20 aprile 2013

una sorianata


Il campo da calcio del mio paese si trovava sopra l’abitato, in zona calvario.
D’estate era terra di conquista di bambini di tutte le età, grazie ai buchi della rete di recinzione.
Nel mezzo di un lungo pomeriggio sotto il sole battente, le due squadre avevano deciso di terminare una partita interminabile, il cui risultato era controverso ma secondo molti era 18 a 13.
Qualcuno propone di fare una seconda partita. Io accetto entusiasta, ma naturalmente non c’è acqua corrente nei dintorni del campo. I più grandi resistono senza bere, qualcuno propone di bere da una pozzanghera, io ho un’idea geniale: correre a bere in paese e tornare.

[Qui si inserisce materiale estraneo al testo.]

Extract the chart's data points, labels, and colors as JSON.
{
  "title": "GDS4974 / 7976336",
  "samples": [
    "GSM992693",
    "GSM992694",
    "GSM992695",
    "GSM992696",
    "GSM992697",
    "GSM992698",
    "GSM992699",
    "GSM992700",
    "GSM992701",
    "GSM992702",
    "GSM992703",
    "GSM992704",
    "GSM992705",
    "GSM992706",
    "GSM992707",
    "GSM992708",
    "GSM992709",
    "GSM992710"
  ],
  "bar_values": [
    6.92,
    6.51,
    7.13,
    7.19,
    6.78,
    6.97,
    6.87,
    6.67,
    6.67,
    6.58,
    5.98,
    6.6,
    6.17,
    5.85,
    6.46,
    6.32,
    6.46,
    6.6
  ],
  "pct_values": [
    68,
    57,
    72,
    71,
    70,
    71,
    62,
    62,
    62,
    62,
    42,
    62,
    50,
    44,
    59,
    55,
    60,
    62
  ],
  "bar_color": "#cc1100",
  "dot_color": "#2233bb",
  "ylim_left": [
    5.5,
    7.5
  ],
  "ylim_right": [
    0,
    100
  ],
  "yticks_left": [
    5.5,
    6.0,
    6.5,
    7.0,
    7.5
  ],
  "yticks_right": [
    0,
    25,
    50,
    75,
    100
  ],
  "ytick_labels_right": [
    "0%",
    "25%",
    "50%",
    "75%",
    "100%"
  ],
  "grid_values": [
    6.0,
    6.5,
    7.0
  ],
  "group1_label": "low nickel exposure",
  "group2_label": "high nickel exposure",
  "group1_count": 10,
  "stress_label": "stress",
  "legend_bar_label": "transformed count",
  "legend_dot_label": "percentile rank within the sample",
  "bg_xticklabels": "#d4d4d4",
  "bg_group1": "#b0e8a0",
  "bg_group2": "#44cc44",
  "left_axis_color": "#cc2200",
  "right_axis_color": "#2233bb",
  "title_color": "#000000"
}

Nella strada in discesa mi sembra di volare. Arrivo alla fontanella, non di quelle con l’odioso bottone ma con la rotella, in cui non si deve spingere ma ci si può concentrare a bere. E l’acqua è tanta ed è fresca!
Torno indietro in fretta ma al piccolo trotto (stavolta è salita), ma già prima di arrivare urla concitate e un pallone che vola mi fanno capire che sono arrivato troppo tardi: la partita è già cominciata.
L’ultima speranza è contare i giocatori, se sono dispari forse mi faranno entrare. Li conto due volte e sono sempre 26.
Guardo per l’ultima volta la nuvola di polvere che alzano i ragazzi, do un calcio alla rete e vado a casa, tentando di bloccare le lacrime.